Justice Brett Kavanaugh noted at one point that “the statute that Congress has passed gives huge discretion to the secretary how to fill out the form, what to put on the form.”
But liberals such as Kagan pushed back on Ross’ justification for adding the question, citing the fact that Ross deviated from the advice of some census officials.
“The secretary needs reasons to do that, and I searched the record and I don’t see any reason,” Kagan said.
“You can’t read this record without sensing that this – this need is a contrived one,” she added.
Late last month, the ACLU obtained a hard drive with some 75,000 documents, including a 2015 study from a Republican redistricting expert, Dr. Thomas Hofeller, who they say played a significant role in the decision to add the question.
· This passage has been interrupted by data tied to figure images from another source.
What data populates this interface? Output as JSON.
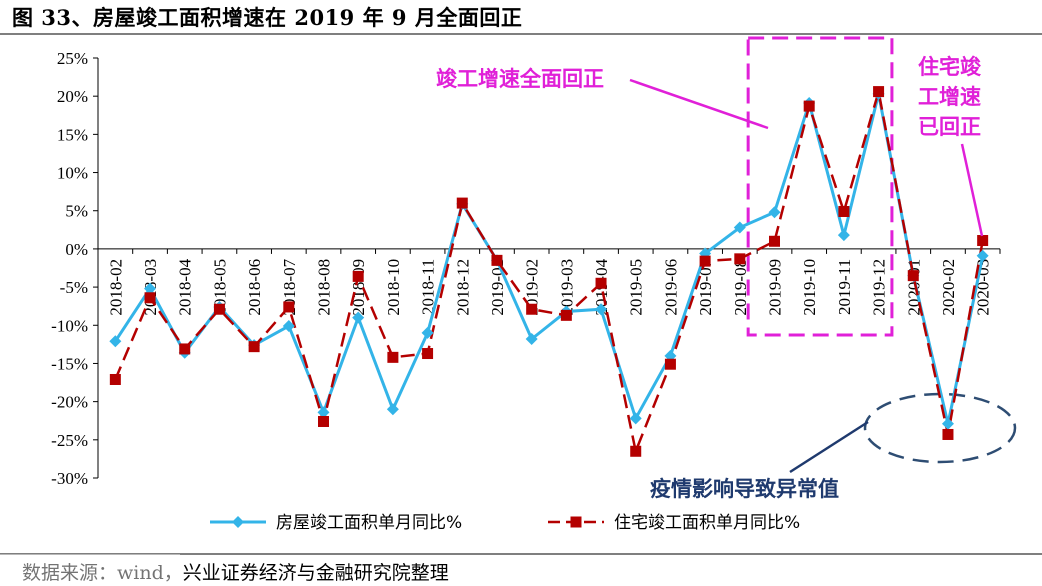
{
  "title": "图 33、房屋竣工面积增速在 2019 年 9 月全面回正",
  "source": "数据来源：wind，兴业证券经济与金融研究院整理",
  "colors": {
    "series1": "#33b4e8",
    "series2": "#b40000",
    "highlight": "#e020d8",
    "ellipse": "#2e4d73",
    "anno_blue": "#1f3a6e"
  },
  "annotations": {
    "recovery": "竣工增速全面回正",
    "residential": [
      "住宅竣",
      "工增速",
      "已回正"
    ],
    "epidemic": "疫情影响导致异常值"
  },
  "chart_data": {
    "type": "line",
    "categories": [
      "2018-02",
      "2018-03",
      "2018-04",
      "2018-05",
      "2018-06",
      "2018-07",
      "2018-08",
      "2018-09",
      "2018-10",
      "2018-11",
      "2018-12",
      "2019-01",
      "2019-02",
      "2019-03",
      "2019-04",
      "2019-05",
      "2019-06",
      "2019-07",
      "2019-08",
      "2019-09",
      "2019-10",
      "2019-11",
      "2019-12",
      "2020-01",
      "2020-02",
      "2020-03"
    ],
    "ylim": [
      -30,
      25
    ],
    "yticks": [
      "25%",
      "20%",
      "15%",
      "10%",
      "5%",
      "0%",
      "-5%",
      "-10%",
      "-15%",
      "-20%",
      "-25%",
      "-30%"
    ],
    "legend_position": "bottom",
    "series": [
      {
        "name": "房屋竣工面积单月同比%",
        "style": "solid-diamond",
        "values": [
          -12.1,
          -5.2,
          -13.6,
          -7.6,
          -12.6,
          -10.1,
          -21.4,
          -9.0,
          -21.0,
          -11.0,
          5.9,
          -1.5,
          -11.8,
          -8.2,
          -7.9,
          -22.2,
          -14.0,
          -0.6,
          2.8,
          4.8,
          19.1,
          1.8,
          20.3,
          -3.5,
          -22.9,
          -0.9
        ]
      },
      {
        "name": "住宅竣工面积单月同比%",
        "style": "dashed-square",
        "values": [
          -17.1,
          -6.4,
          -13.1,
          -7.9,
          -12.8,
          -7.6,
          -22.6,
          -3.6,
          -14.2,
          -13.7,
          6.0,
          -1.5,
          -7.9,
          -8.7,
          -4.5,
          -26.5,
          -15.1,
          -1.6,
          -1.3,
          1.0,
          18.7,
          4.9,
          20.6,
          -3.5,
          -24.3,
          1.1
        ]
      }
    ]
  }
}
Hofeller, who has since died, wrote that using “citizen voting age” population as the redistricting population base would be “advantageous to Republicans and Non-Hispanic Whites.”
The challengers allege Hofeller also ghostwrote part of a draft Justice Department letter requesting that the Commerce Department, which oversees the census, add the question. They say that the evidence reveals that Ross adviser A. Mark Neuman and senior Justice official John Gore “falsely testified” about the genesis of the request to add the question.
In a fiery letter to Furman on Monday, the Justice Department said that Hofeller’s work did not play “any role whatsoever” in the department’s request to add the question.
“There is no smoking gun here; only smoke and mirrors,” the Justice Department said, adding that Gore’s testimony was “entirely truthful.”
“Substantively, the ‘new’ evidence is irrelevant because the critical” issue in the case “is whether (Ross) provided an objectively rational basis for his decision to reinstate the citizenship question,” the department added. “Nothing in the private files of a deceased political operative can affect the resolution of that issue.”